Names and identities are curious things, I muse, as I look at the beautiful azure sea that an entire generation has known and feared as Black Water. I am off to Ross Island, which the British officers administering the Jail made their home, with a kilometre of sea conveniently separating them from the local populace. When they took it over, it was uninhabited. After 1947, when the British left the Andamans, the island became uninhabited once again, and nature took over. Yet, the colonial mentality remained. After the British left the Andaman Islands, Indian "mainlanders" became the colonisers. The slow demise of its original aboriginal tribes due to disease, violence and loss of territory, which the British began, was duly continued - first by the timber industry and now by tourism. As I snorkel near the beach at Jolly Buoy Island, my sense of wonder at the stunning array of coral reefs around is balanced by the guilty knowledge of all that's been lost.
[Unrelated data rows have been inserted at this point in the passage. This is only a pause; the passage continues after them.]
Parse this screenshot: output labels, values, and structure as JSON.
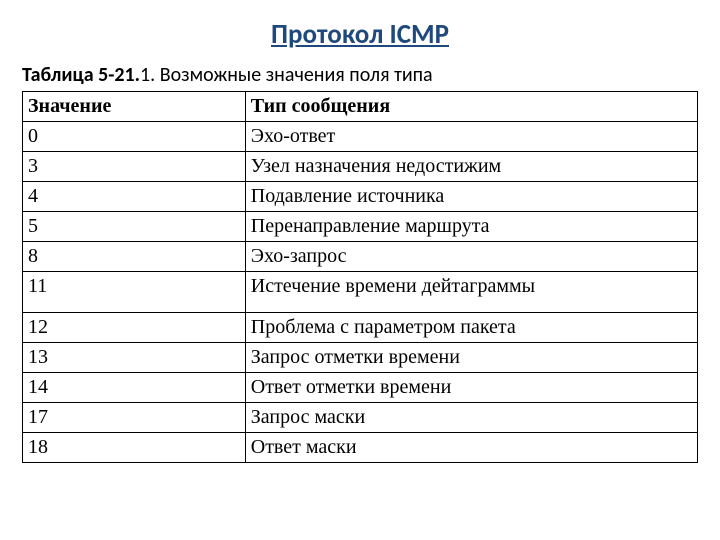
{
  "heading": "Протокол ICMP",
  "caption": {
    "prefix_bold": "Таблица 5-21.",
    "rest": "1. Возможные значения поля типа"
  },
  "table": {
    "columns": [
      "Значение",
      "Тип сообщения"
    ],
    "col_widths": [
      "33%",
      "67%"
    ],
    "rows": [
      {
        "value": "0",
        "msg": "Эхо-ответ",
        "tall": false
      },
      {
        "value": "3",
        "msg": "Узел назначения недостижим",
        "tall": false
      },
      {
        "value": "4",
        "msg": "Подавление источника",
        "tall": false
      },
      {
        "value": "5",
        "msg": "Перенаправление маршрута",
        "tall": false
      },
      {
        "value": "8",
        "msg": "Эхо-запрос",
        "tall": false
      },
      {
        "value": "11",
        "msg": "Истечение времени дейтаграммы",
        "tall": true
      },
      {
        "value": "12",
        "msg": "Проблема с параметром пакета",
        "tall": false
      },
      {
        "value": "13",
        "msg": "Запрос отметки времени",
        "tall": false
      },
      {
        "value": "14",
        "msg": "Ответ отметки времени",
        "tall": false
      },
      {
        "value": "17",
        "msg": "Запрос маски",
        "tall": false
      },
      {
        "value": "18",
        "msg": "Ответ маски",
        "tall": false
      }
    ]
  },
  "colors": {
    "heading": "#1f497d",
    "text": "#000000",
    "border": "#000000",
    "background": "#ffffff"
  },
  "font": {
    "heading_size_pt": 20,
    "body_size_pt": 15,
    "table_family": "Times New Roman"
  }
}
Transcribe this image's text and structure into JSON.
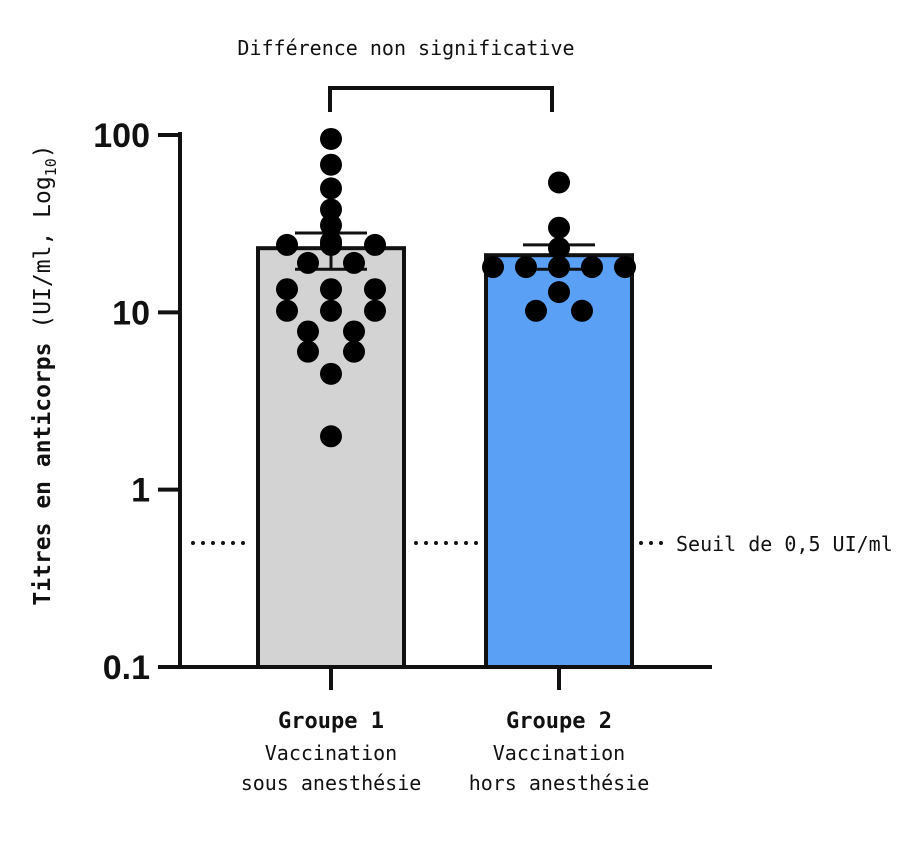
{
  "chart_data": {
    "type": "bar",
    "yscale": "log10",
    "ylim": [
      0.1,
      100
    ],
    "y_ticks": [
      {
        "value": 0.1,
        "label": "0.1"
      },
      {
        "value": 1,
        "label": "1"
      },
      {
        "value": 10,
        "label": "10"
      },
      {
        "value": 100,
        "label": "100"
      }
    ],
    "ylabel": {
      "bold": "Titres en anticorps",
      "normal": "(UI/ml, Log",
      "sub": "10",
      "close": ")"
    },
    "categories": [
      {
        "title": "Groupe 1",
        "subtitle_1": "Vaccination",
        "subtitle_2": "sous anesthésie"
      },
      {
        "title": "Groupe 2",
        "subtitle_1": "Vaccination",
        "subtitle_2": "hors anesthésie"
      }
    ],
    "series": [
      {
        "name": "Groupe 1",
        "mean": 23,
        "error_low": 17.5,
        "error_high": 28,
        "color": "#d3d3d3",
        "points": [
          95,
          68,
          50,
          38,
          31,
          25,
          24,
          24,
          24,
          19,
          19,
          13.5,
          13.5,
          13.5,
          10.2,
          10.2,
          10.2,
          7.8,
          7.8,
          6,
          6,
          4.5,
          2
        ]
      },
      {
        "name": "Groupe 2",
        "mean": 21,
        "error_low": 17.5,
        "error_high": 24,
        "color": "#5aa0f5",
        "points": [
          54,
          30,
          23,
          18,
          18,
          18,
          18,
          18,
          13,
          10.2,
          10.2
        ]
      }
    ],
    "threshold": {
      "value": 0.5,
      "label": "Seuil de 0,5 UI/ml"
    },
    "comparison_label": "Différence non significative"
  },
  "colors": {
    "axis": "#111111",
    "point": "#000000",
    "bar_group1": "#d3d3d3",
    "bar_group2": "#5aa0f5"
  }
}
The lighthouse on North Bay Island in Andaman
Palm trees sway in the balmy breeze as the sun rises. We're at the docks, waiting to board a ferry to Havelock Island. "There are so many unexplored islands in the Andamans," says a tourist standing next to me. "The government should open up tourism there too." I give a silent thanks that there are still some uncolonised places left on this planet, and as the ferry sets sail, watch Port Blair as it recedes into the horizon.